Department of Agriculture 
AGRICULTURE

Gov’t puts farm roads under public watch

Maria Bernadette Romero

The Department of Agriculture (DA) is putting farm-to-market road (FMR) projects under public scrutiny with its new “FMR Watch” platform, to expose inefficiencies and corruption that have long drained rural infrastructure budgets and left farmers shortchanged.

“We will do a number of things, like the FMR Watch website, wherein our netizens or ordinary citizens or local government officials could help monitor projects and upload photos to that website so we at the DA could track their progress, or lack thereof,” Agriculture Secretary Francisco P. Tiu Laurel Jr. said. 

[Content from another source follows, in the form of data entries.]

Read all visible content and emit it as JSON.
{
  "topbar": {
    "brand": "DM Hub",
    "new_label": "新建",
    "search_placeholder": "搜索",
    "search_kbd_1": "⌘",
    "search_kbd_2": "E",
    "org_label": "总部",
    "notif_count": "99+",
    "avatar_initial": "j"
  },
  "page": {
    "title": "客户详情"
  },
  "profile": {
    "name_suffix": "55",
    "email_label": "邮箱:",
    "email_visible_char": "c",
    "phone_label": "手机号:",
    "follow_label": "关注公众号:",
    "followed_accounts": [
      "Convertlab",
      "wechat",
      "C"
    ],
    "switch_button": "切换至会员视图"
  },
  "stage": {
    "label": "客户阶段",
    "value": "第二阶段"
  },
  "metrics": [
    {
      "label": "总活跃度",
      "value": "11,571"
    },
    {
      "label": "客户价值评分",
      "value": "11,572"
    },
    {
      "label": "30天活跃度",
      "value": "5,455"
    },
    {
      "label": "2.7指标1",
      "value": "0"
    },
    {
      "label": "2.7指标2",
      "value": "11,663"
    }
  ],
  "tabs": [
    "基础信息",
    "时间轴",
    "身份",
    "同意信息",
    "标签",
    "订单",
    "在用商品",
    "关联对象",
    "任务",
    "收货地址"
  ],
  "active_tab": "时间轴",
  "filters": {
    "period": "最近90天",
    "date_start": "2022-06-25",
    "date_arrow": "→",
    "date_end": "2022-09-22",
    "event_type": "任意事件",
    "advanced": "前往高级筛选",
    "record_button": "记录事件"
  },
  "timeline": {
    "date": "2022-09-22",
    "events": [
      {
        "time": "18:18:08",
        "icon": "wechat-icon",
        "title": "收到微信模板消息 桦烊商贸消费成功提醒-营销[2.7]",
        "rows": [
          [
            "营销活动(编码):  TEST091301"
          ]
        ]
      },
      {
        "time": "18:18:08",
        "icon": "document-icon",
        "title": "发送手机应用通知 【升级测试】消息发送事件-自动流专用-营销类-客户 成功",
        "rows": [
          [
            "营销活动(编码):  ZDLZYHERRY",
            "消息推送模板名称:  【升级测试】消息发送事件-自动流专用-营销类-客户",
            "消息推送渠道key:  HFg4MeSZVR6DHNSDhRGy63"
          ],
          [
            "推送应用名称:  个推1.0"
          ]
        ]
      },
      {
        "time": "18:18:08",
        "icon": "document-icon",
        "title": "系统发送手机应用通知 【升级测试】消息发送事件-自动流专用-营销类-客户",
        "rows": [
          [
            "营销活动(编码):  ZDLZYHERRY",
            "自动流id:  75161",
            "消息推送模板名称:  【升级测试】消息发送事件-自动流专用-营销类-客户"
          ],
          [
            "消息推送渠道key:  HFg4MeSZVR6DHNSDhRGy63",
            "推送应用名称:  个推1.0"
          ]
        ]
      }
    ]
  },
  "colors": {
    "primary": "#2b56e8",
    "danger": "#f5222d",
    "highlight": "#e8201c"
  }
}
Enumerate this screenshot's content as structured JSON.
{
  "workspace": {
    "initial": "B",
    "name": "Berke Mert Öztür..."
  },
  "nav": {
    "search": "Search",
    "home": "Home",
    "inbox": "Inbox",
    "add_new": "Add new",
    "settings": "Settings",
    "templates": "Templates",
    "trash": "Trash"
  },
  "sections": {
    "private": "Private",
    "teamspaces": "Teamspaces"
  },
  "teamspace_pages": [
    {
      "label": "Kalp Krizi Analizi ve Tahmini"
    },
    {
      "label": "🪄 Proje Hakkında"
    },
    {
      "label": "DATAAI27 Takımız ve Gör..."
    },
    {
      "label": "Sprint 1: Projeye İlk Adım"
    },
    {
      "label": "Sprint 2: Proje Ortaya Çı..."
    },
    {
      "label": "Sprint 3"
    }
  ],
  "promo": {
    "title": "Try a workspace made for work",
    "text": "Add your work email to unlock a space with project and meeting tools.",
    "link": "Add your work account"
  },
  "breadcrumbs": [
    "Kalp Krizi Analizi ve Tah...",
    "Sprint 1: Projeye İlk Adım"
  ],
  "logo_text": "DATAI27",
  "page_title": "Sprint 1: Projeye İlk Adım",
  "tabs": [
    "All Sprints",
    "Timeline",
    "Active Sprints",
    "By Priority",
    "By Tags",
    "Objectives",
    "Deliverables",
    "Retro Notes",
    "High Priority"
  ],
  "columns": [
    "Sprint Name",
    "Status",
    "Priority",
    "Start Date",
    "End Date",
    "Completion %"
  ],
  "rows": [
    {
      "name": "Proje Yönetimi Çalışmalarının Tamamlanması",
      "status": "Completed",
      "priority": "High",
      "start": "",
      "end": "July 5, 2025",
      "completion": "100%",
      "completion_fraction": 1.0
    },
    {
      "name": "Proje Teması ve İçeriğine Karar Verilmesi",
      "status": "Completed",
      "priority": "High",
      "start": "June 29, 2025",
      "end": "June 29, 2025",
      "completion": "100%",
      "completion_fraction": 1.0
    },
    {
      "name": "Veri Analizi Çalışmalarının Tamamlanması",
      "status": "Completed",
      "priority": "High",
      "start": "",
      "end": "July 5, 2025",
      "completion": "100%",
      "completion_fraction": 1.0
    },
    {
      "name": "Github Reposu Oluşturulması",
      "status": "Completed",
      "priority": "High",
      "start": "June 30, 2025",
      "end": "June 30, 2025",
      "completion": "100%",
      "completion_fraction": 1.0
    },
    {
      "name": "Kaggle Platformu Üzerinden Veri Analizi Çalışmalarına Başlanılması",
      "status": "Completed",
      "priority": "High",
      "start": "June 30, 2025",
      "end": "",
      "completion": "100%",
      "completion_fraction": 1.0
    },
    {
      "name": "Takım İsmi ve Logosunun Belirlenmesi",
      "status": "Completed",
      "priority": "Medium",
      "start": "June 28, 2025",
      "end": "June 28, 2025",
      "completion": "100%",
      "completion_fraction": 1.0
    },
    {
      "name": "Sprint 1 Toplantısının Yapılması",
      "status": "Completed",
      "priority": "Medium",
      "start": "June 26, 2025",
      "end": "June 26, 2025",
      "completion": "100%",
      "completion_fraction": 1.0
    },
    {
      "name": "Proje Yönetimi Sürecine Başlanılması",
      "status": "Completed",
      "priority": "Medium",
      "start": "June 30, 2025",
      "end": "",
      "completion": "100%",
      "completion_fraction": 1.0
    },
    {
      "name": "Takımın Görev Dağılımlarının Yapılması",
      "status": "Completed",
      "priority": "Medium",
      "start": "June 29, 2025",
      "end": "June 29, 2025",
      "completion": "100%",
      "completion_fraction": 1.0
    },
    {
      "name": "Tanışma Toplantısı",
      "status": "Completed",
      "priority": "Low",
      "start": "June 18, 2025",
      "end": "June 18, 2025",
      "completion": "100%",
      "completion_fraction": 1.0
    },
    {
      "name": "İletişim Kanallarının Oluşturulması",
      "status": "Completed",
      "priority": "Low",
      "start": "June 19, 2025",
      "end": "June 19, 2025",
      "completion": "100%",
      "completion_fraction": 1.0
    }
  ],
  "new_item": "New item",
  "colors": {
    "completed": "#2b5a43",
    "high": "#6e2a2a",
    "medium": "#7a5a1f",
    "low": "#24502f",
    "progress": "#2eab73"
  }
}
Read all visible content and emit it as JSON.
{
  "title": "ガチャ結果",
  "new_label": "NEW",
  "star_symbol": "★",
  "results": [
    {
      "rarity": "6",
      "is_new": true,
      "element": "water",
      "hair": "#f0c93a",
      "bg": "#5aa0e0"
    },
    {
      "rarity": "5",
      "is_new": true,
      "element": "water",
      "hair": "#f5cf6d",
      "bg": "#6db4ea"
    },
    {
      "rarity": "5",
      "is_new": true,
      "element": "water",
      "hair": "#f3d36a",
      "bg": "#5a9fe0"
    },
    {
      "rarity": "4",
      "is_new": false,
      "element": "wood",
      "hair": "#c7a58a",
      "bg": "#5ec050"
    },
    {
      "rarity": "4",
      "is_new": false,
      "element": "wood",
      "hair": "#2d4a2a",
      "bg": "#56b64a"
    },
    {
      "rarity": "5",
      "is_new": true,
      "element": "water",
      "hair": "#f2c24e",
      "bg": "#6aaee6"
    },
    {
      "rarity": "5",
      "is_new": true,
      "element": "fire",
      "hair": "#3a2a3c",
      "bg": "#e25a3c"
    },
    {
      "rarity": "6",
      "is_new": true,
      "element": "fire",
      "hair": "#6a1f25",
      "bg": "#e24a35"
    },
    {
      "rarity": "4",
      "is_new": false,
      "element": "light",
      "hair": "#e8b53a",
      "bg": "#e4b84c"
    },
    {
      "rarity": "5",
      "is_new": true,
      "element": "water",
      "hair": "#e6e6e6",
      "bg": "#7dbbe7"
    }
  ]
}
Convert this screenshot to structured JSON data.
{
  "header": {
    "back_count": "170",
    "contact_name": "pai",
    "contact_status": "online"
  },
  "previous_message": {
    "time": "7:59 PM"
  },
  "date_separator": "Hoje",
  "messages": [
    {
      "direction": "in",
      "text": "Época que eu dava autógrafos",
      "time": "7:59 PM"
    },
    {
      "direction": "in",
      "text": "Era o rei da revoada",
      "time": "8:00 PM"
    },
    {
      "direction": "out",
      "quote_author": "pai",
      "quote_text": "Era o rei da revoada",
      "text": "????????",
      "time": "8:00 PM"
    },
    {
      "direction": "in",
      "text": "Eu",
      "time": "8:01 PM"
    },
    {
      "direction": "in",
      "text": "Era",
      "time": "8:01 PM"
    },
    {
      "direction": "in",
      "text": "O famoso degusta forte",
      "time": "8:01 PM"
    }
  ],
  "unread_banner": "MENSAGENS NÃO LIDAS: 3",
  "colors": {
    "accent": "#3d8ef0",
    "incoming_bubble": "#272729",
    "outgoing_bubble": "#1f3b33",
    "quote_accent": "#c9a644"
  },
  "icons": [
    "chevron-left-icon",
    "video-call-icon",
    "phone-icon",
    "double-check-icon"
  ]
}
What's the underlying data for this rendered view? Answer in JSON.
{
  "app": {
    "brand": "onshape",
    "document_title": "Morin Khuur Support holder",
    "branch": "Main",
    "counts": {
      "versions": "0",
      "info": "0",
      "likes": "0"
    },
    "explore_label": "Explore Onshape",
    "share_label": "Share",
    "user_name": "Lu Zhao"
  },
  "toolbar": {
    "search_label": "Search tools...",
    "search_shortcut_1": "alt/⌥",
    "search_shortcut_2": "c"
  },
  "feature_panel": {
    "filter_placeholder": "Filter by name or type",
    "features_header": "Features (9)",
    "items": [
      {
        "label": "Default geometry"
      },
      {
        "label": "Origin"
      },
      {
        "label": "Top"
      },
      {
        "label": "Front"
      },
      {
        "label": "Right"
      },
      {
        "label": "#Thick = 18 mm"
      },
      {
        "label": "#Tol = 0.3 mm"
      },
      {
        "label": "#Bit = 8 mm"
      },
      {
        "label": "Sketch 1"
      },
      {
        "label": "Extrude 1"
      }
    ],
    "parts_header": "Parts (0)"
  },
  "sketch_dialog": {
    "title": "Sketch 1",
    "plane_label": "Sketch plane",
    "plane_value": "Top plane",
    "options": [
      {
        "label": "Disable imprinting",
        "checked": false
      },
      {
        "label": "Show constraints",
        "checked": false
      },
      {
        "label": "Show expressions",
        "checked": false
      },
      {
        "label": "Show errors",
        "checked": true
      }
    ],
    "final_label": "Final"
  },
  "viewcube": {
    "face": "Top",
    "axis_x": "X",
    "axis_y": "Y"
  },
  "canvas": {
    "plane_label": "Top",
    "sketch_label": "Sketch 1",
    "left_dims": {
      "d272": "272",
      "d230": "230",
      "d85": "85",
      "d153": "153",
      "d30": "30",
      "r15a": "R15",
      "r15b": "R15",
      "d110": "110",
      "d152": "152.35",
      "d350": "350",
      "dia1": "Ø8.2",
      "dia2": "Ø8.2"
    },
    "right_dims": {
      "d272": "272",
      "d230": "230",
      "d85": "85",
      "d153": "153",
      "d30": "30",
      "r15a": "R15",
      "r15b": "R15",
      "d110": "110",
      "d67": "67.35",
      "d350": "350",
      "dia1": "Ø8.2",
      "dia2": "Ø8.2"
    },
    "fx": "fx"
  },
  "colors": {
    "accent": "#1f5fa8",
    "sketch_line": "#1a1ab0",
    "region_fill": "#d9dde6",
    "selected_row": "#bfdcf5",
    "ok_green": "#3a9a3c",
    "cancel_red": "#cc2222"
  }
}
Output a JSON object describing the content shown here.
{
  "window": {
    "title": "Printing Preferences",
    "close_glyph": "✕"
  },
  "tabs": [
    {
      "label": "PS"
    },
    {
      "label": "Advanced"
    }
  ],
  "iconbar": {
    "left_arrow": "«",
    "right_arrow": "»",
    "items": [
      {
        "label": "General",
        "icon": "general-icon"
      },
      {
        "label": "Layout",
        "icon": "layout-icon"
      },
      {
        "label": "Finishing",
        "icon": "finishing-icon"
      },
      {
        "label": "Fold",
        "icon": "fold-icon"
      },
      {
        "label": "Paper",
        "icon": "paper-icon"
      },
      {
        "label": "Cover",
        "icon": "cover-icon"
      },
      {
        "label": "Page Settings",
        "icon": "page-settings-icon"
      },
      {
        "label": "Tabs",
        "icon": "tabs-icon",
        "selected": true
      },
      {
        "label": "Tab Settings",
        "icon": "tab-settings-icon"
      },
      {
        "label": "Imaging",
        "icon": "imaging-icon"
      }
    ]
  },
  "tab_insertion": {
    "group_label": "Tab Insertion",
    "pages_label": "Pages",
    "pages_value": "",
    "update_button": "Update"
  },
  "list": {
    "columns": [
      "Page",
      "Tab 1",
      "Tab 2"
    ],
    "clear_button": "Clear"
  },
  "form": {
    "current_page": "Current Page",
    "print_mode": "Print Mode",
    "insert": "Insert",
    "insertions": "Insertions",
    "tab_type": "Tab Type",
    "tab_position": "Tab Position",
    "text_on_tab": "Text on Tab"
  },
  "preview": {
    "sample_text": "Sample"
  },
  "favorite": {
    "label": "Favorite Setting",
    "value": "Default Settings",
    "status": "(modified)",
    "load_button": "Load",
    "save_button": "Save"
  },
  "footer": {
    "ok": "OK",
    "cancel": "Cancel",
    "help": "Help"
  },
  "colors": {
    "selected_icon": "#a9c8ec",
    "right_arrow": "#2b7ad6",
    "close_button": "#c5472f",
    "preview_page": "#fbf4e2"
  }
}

“We will also build a portal where they can see the exact location of the road projects so they can easily go there and inspect the FMR. We need everyone’s help to monitor all of these FMR projects in order to do them properly at the fastest possible time,” he added.

By next year, the DA will take over FMR development from the Department of Public Works and Highways, which is under fire for corruption linked to hundreds of billions of pesos in substandard or incomplete flood-control works.

The DA estimates the country requires about 131,000 kilometers of FMRs, but more than 60,000 kilometers remain unbuilt—a backlog that, at current funding levels, could take decades to complete. 

The agency is also auditing roughly 5,000 kilometers of FMRs finished in recent years to ensure they meet technical standards.

To further transparency, the DA has submitted to the Senate a detailed list of FMR projects with map coordinates for inclusion in the 2026 General Appropriations Act.

Senator Sherwin Gatchalian, chair of the Senate Committee on Finance, welcomed the move, describing its inclusion in the budget law as “the standard” for transparency. 

The Senate has approved the DA’s proposed P184.1-billion budget next year, matching the appropriation earlier passed by the House of Representatives.